Seperti kata Sang Ketua El Fietry Jamilatul Insan (nama facebook) bahwa kita
perlu mengendapkan karya kita supaya kita bisa menilai karya kita sendiri
secara objektif.
Cinta
adalah sebuah alasan untuk selalu kembali ke poros yang sama, meski sesuatu
yang menjanjikan kerap muncul dan menggoda untuk diraih.
Itulah
penggalan kalimat pertama dalam cerpen “Persiapan Untuk Pulang” karya Mia
Candra Sasmita. Sebuah pembukaan cerpen yang cukup menarik dan bisa mengikat
pembaca untuk terus mengikuti cerita di bawahnya. Pun dalam karya ini terdapat
beberapa kekurangan dalam segi EYD.
Sedikit
keunggulan dari cerpen yang menurut penuturan Penulisnya merupakan bagian pertama
dari sebuah novel adalah adanya beberapa kalimat padat seperti pembukaan di
atas. Dan satu kelemahan terdapat pada deskripsi kisah yang terlalu mendominasi
keseluruhan cerita. Mungkin perlu diingatkan bahwa deskripsi pada sebuah cerpen
ataupun puisi harus selalu seimbang dengan dialog atau lawan deskripsi tersebut
secara deskripsi terbagi beberapa macam –suasana, perasaan, cerita, tempat,
tokoh dll-. Penulisan deskripsi tersebut bisa dicontoh pada novel-novel karya
Afifah Affra seperti tetralogi De Winst, Rabithah Cinta dan Katastrofa Cinta.
“Cinta,
Arti &?” adalah judul karya ketiga, sebuah puisi karya saya sendiri. Ketika
pertama kali karya ini disodorkan, tiba-tiba ada pertanyaan yang terlontar dari
salah satu anggota…
“Memangnya
judul seperti ini boleh?” begitu tanya Mba Linda Hartanti.
Masih
seperti kata Mba El Fietry Jamilatul Insan bahwa puisi adalah kebebasan dalam
pengungkapan maka judul seperti puisi di atas tentu boleh. Bahkan ada
kemungkinan puisi hanya ditulis dengan memainkan atau menggunakan tanda baca
saja. Namun begitu nampaknya dalam karya ini pun ada satu kelemahan.
dari
yang akhirnya dia namakan cinta
ternyata
aku datang hanya dengan dua warna
hitam
dan kuning,
Perhatikan
kata yang bergaris bawah di atas, perlu penjelasan lebih lanjut mengenai kenapa
warna hitam dan kuning yang dipilih penulis, kenapa pula warna kuning untuk
melambangkan cinta. Di sini Penulis mengambil deskripsi perasaan cinta yang
dirasakan oleh tokoh utama dalam novel
TABULARASA karya Ratih Kumala, salah satu novel yang menjadi juara II pada
Sayembara Novel DKJ tahun 2003. Dan hal tersebut meskipun banyak yang
mengetahui namun lebih banyak yang tidak mengetahui. Saya jadi ingat dengan
pembahasan yang sering saya temukan dalam majalah Horison bahwa puisi memang
tidak terlepas dari latar belakang kehidupan penulisnya.
Meski
demikian puisi yang sedikit mendapat kritikan dari anggota ini, masih perlu
dibenahi, secara kelemahan di atas terdapat pada bait pertama. Dan kesalahan
dalam puisi meskipun itu satu namun fatal.
Good
Day Freeze dalam gelas anggota masing-masing sudah lebih dari setengahnya
tandas. Angin kencang beberapa kali menerpa dengan debu-debu dan rumput kering
yang mati kemudian tercerabut. Perbincangan di antara kami masih hangat.

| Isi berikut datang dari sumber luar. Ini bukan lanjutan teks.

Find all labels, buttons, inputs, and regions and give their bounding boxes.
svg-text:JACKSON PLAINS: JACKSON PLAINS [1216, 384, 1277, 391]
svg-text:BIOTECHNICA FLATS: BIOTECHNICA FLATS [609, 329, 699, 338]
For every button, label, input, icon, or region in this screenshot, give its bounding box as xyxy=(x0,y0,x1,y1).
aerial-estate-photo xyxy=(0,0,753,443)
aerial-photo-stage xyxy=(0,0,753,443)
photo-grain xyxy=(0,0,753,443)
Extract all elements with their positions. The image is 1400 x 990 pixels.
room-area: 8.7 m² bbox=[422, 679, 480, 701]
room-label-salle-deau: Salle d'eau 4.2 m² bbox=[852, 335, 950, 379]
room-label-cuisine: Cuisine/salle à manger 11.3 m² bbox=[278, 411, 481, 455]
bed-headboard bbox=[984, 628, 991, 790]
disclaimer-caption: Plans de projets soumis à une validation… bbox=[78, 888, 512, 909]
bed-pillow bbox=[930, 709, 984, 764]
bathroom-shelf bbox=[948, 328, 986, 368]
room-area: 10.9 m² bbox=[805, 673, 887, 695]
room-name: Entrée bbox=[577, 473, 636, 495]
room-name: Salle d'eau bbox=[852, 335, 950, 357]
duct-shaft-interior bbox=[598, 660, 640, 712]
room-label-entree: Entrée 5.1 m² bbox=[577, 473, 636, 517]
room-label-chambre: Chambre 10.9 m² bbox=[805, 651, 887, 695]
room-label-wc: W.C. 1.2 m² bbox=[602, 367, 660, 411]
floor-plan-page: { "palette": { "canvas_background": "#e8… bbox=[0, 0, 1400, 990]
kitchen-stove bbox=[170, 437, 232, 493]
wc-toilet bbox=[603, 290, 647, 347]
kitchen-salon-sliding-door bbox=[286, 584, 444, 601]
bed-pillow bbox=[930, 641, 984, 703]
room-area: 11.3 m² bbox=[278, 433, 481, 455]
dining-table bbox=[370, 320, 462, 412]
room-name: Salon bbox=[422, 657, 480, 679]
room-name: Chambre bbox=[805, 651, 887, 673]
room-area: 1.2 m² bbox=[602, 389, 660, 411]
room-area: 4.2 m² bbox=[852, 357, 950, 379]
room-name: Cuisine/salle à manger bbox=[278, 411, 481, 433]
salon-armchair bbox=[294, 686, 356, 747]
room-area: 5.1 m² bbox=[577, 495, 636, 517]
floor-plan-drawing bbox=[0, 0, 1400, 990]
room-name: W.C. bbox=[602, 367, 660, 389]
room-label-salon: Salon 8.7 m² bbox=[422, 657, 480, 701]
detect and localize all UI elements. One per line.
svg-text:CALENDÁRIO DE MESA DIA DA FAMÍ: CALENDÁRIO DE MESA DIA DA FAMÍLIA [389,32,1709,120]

Masing-masing anggota masih mengemukakan ide dan kritiknya. Sampai pada karya
terakhir yang kami bahas. Cerpen “Forbidden Love” karya Fitriyani[2]
merupakan cerpen bergenre fantasi romance. Menceritakan seorang Putri Neorita
yang hendak dilamar oleh Pangeran Zein yang tidak lama lagi akan memegang tampuk
pemerintahan. Tapi tunggu sebentar…melihat judul yang dipilih oleh Penulis dan
cerita yang disodorkan dalam cerpen tersebut sepertinya tidak cocok. Maaf saya
beru menyadari hal ini saat menulis ringkasan ini. Cerpen atau novel fantasi
bisa langsung terlihat atau terasa dari judul. Nahh, dari judul cerpen karya
terakhir yang kami bahas tersebut apakah sudah terasa fantasinya? Bukankah
lebih terasa ke arah tulisan yang bergenre romance?
Fitriyani
sepertinya harus lebih gigih lagi dalam membuat deskripsi karena hampir semua
deskipsi dalam cerpen tersebut terkesan monoton seperti membuat cerita anak
padahal yang dituju adalah semi dewasa. Penulis juga perlu menyiasati beberapa
teknik lainnya seperti teknik plot, flashback dan lainnya yang bisa membungkus cerita
menjadi menarik.
Ide
cerita yang sudah pernah ada bisa menjadi menarik ketika penulis menyiasatinya
dengan sudut pandang yang lain, flashback yang tepat atau penceritaan yang
pintar. Namun ide yang baru tidak akan nampak menonjol ketika dituliskan dengan
datar dan monoton.
“Memang
untuk sampai pada kemampuan itu butuh proses yang tidak sebentar,” begitu
kurang lebih penuturan Mba Linda Hartanti.
Itulah
akhir dari perbincangan kami. Gelas yang ada di atas meja sudah hampir semuanya
kosong. Mba Linda Hartanti yang kebetulan harus pulang lebih dulu tidak sempat
ikut berfoto bersama. Kami sangat menyayangkan hal itu. Waktu dzuhur masih ada,
kami semua beranjak ke masjid kampus IAIN Sunan Gunung Jati Cirebon. Diakhiri
dengan sholat dan doa. Alhamdulillah.